Didalam momentum Bulan Suci Ramadhan 1447 H, Dharma Wanita Persatuan (DWP) Pusat menggaungkan Semangat Berbagi dan Memperkuat Keimanan melalui kegiatan “Ngabuburit Bareng DWP” yang kembali digelar secara daring pada Rabu (4/3/2026)
Sejalan dengan semangat tersebut, Dharma Wanita Persatuan (DWP) Dinas Perumahan dan Kawasan Permukiman yang diwakili Bidang Pendidikan, Ibu Masita Fariz juga turut hadir dalam kegiatan tersebut secara Daring.
Dalam Kegiatan tersebut, Ketua Umum DWP, Ida Budi G. Sadikin, dalam sambutannya menyampaikan bahwa melalui Gerakan Dharma Wanita Persatuan Peduli, Dharma Wanita Persatuan terus berupaya hadir dan memberikan dukungan. Baik berupa bantuan moral, doa, maupun bantuan nyata sesuai kemampuan. Kepedulian ini merupakan wujud nyata dari nilai-nilai Ramadan yang mengajarkan kasih sayang, gotong royong, dan keikhlasan.

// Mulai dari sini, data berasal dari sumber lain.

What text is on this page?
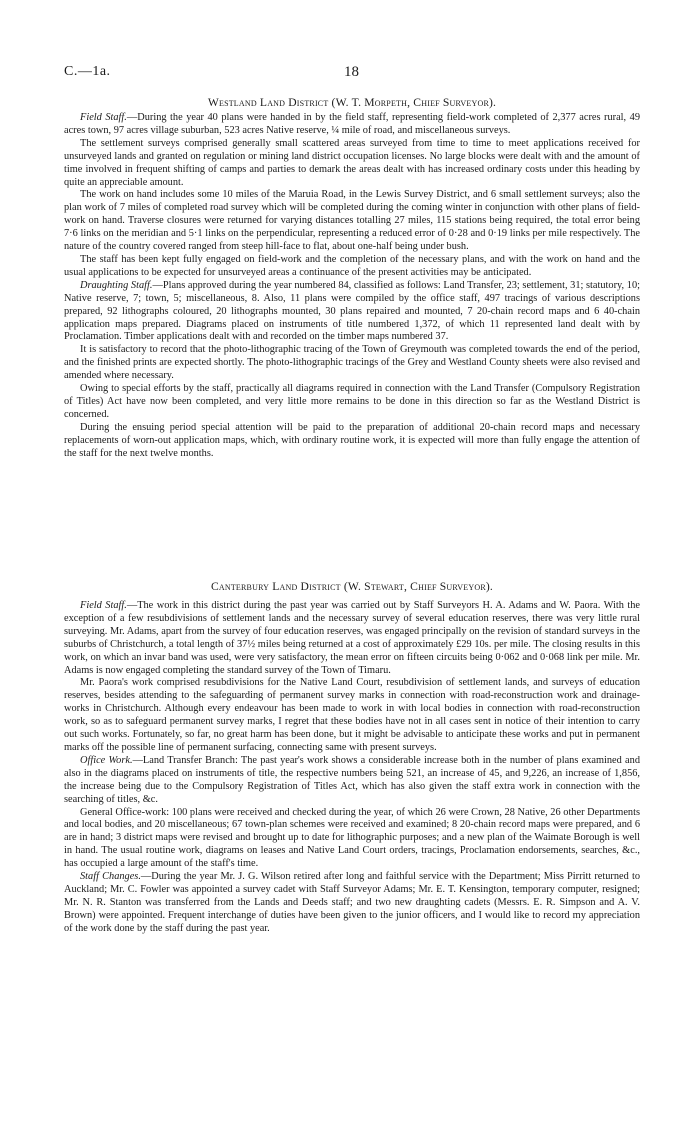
C.—1a.	18
Westland Land District (W. T. Morpeth, Chief Surveyor).

Field Staff.—During the year 40 plans were handed in by the field staff, representing field-work completed of 2,377 acres rural, 49 acres town, 97 acres village suburban, 523 acres Native reserve, ¼ mile of road, and miscellaneous surveys.

The settlement surveys comprised generally small scattered areas surveyed from time to time to meet applications received for unsurveyed lands and granted on regulation or mining land district occupation licenses. No large blocks were dealt with and the amount of time involved in frequent shifting of camps and parties to demark the areas dealt with has increased ordinary costs under this heading by quite an appreciable amount.

The work on hand includes some 10 miles of the Maruia Road, in the Lewis Survey District, and 6 small settlement surveys; also the plan work of 7 miles of completed road survey which will be completed during the coming winter in conjunction with other plans of field-work on hand. Traverse closures were returned for varying distances totalling 27 miles, 115 stations being required, the total error being 7·6 links on the meridian and 5·1 links on the perpendicular, representing a reduced error of 0·28 and 0·19 links per mile respectively. The nature of the country covered ranged from steep hill-face to flat, about one-half being under bush.

The staff has been kept fully engaged on field-work and the completion of the necessary plans, and with the work on hand and the usual applications to be expected for unsurveyed areas a continuance of the present activities may be anticipated.

Draughting Staff.—Plans approved during the year numbered 84, classified as follows: Land Transfer, 23; settlement, 31; statutory, 10; Native reserve, 7; town, 5; miscellaneous, 8. Also, 11 plans were compiled by the office staff, 497 tracings of various descriptions prepared, 92 lithographs coloured, 20 lithographs mounted, 30 plans repaired and mounted, 7 20-chain record maps and 6 40-chain application maps prepared. Diagrams placed on instruments of title numbered 1,372, of which 11 represented land dealt with by Proclamation. Timber applications dealt with and recorded on the timber maps numbered 37.

It is satisfactory to record that the photo-lithographic tracing of the Town of Greymouth was completed towards the end of the period, and the finished prints are expected shortly. The photo-lithographic tracings of the Grey and Westland County sheets were also revised and amended where necessary.

Owing to special efforts by the staff, practically all diagrams required in connection with the Land Transfer (Compulsory Registration of Titles) Act have now been completed, and very little more remains to be done in this direction so far as the Westland District is concerned.

During the ensuing period special attention will be paid to the preparation of additional 20-chain record maps and necessary replacements of worn-out application maps, which, with ordinary routine work, it is expected will more than fully engage the attention of the staff for the next twelve months.

Canterbury Land District (W. Stewart, Chief Surveyor).

Field Staff.—The work in this district during the past year was carried out by Staff Surveyors H. A. Adams and W. Paora. With the exception of a few resubdivisions of settlement lands and the necessary survey of several education reserves, there was very little rural surveying. Mr. Adams, apart from the survey of four education reserves, was engaged principally on the revision of standard surveys in the suburbs of Christchurch, a total length of 37½ miles being returned at a cost of approximately £29 10s. per mile. The closing results in this work, on which an invar band was used, were very satisfactory, the mean error on fifteen circuits being 0·062 and 0·068 link per mile. Mr. Adams is now engaged completing the standard survey of the Town of Timaru.

Mr. Paora's work comprised resubdivisions for the Native Land Court, resubdivision of settlement lands, and surveys of education reserves, besides attending to the safeguarding of permanent survey marks in connection with road-reconstruction work and drainage-works in Christchurch. Although every endeavour has been made to work in with local bodies in connection with road-reconstruction work, so as to safeguard permanent survey marks, I regret that these bodies have not in all cases sent in notice of their intention to carry out such works. Fortunately, so far, no great harm has been done, but it might be advisable to anticipate these works and put in permanent marks off the possible line of permanent surfacing, connecting same with present surveys.

Office Work.—Land Transfer Branch: The past year's work shows a considerable increase both in the number of plans examined and also in the diagrams placed on instruments of title, the respective numbers being 521, an increase of 45, and 9,226, an increase of 1,856, the increase being due to the Compulsory Registration of Titles Act, which has also given the staff extra work in connection with the searching of titles, &c.

General Office-work: 100 plans were received and checked during the year, of which 26 were Crown, 28 Native, 26 other Departments and local bodies, and 20 miscellaneous; 67 town-plan schemes were received and examined; 8 20-chain record maps were prepared, and 6 are in hand; 3 district maps were revised and brought up to date for lithographic purposes; and a new plan of the Waimate Borough is well in hand. The usual routine work, diagrams on leases and Native Land Court orders, tracings, Proclamation endorsements, searches, &c., has occupied a large amount of the staff's time.

Staff Changes.—During the year Mr. J. G. Wilson retired after long and faithful service with the Department; Miss Pirritt returned to Auckland; Mr. C. Fowler was appointed a survey cadet with Staff Surveyor Adams; Mr. E. T. Kensington, temporary computer, resigned; Mr. N. R. Stanton was transferred from the Lands and Deeds staff; and two new draughting cadets (Messrs. E. R. Simpson and A. V. Brown) were appointed. Frequent interchange of duties have been given to the junior officers, and I would like to record my appreciation of the work done by the staff during the past year.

Kesimpulan dari Tausiyah Prof. Dr. Nasaruddin Umar, MA yaitu :
1. Ramadhan artinya membakar hangus. Mudah - mudahan ramadhan kali ini dapat menghapus dosa-dosa kita sebelum-sebelumnya dengan tuntas.
2. Ramadhan identik dngan keikhlasan., orang -orang yang ikhlas itu lebih hebat dari besarnya gunung, kerasnya besi, kobaran api, halusnya air, halusnya udara.

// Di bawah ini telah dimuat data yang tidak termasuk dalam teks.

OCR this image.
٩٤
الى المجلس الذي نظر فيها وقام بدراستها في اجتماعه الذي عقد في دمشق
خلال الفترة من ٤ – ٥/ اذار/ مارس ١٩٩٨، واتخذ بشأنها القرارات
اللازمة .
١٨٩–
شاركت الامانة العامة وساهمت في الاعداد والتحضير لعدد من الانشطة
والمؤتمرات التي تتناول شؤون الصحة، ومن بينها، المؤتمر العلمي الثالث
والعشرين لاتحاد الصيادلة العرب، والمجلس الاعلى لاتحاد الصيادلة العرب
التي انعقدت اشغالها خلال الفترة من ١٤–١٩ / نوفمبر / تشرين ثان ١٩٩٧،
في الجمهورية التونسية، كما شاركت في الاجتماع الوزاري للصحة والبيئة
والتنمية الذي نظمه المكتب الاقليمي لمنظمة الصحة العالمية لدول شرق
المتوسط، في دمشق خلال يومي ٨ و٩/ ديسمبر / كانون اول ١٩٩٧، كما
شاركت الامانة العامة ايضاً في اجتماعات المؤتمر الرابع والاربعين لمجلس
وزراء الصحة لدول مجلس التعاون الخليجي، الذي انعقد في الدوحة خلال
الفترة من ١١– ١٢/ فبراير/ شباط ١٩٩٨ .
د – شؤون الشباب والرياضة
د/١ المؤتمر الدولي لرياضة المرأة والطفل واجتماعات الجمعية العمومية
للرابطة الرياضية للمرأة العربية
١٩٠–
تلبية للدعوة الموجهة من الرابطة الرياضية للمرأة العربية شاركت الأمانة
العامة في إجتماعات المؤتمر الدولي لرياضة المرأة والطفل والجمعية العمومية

3. Ada 2 tingkatan ikhlas yaitu mukhlis (ikhlas tetapi masih senang dipuji manusia kadang harus diberi motivasi lagi untuk berbuat baik, masih menikmati pujian), sedangkan tingkatan ikhlas selanjutnya yaitu mukhlas (dia akan sedih kalau dipuji, tidak ingin diketahui kebaikannya jangan bocor kebaikannya). Iblis akan menggoda manusia sampai akhir jaman kecuali manusia yang sampai tahap mukhlas.
4. Manusia yang mukhlas menganggap ibadah itu bukan suatu kewajiban melainkan mencintai ibadah, puasa, sholat bukan dianggap kewajiban tetapi merupakan sumber kebahagiaan artinya mencintai ibadah tersebut.
5. Tempat yang paling baik untuk curhat adalah sajadah dan sujud yang lama curhat kepada Allah karena Allah yg maha menentukan dalam Al-Qur'an disebutkan bahwa Jadilah beban di punggungmu beterbangan bagaikan kapas.
6. Marilah ketika di luar ramadhan kita tetap menerapkan nilai-nilai Ramadhan.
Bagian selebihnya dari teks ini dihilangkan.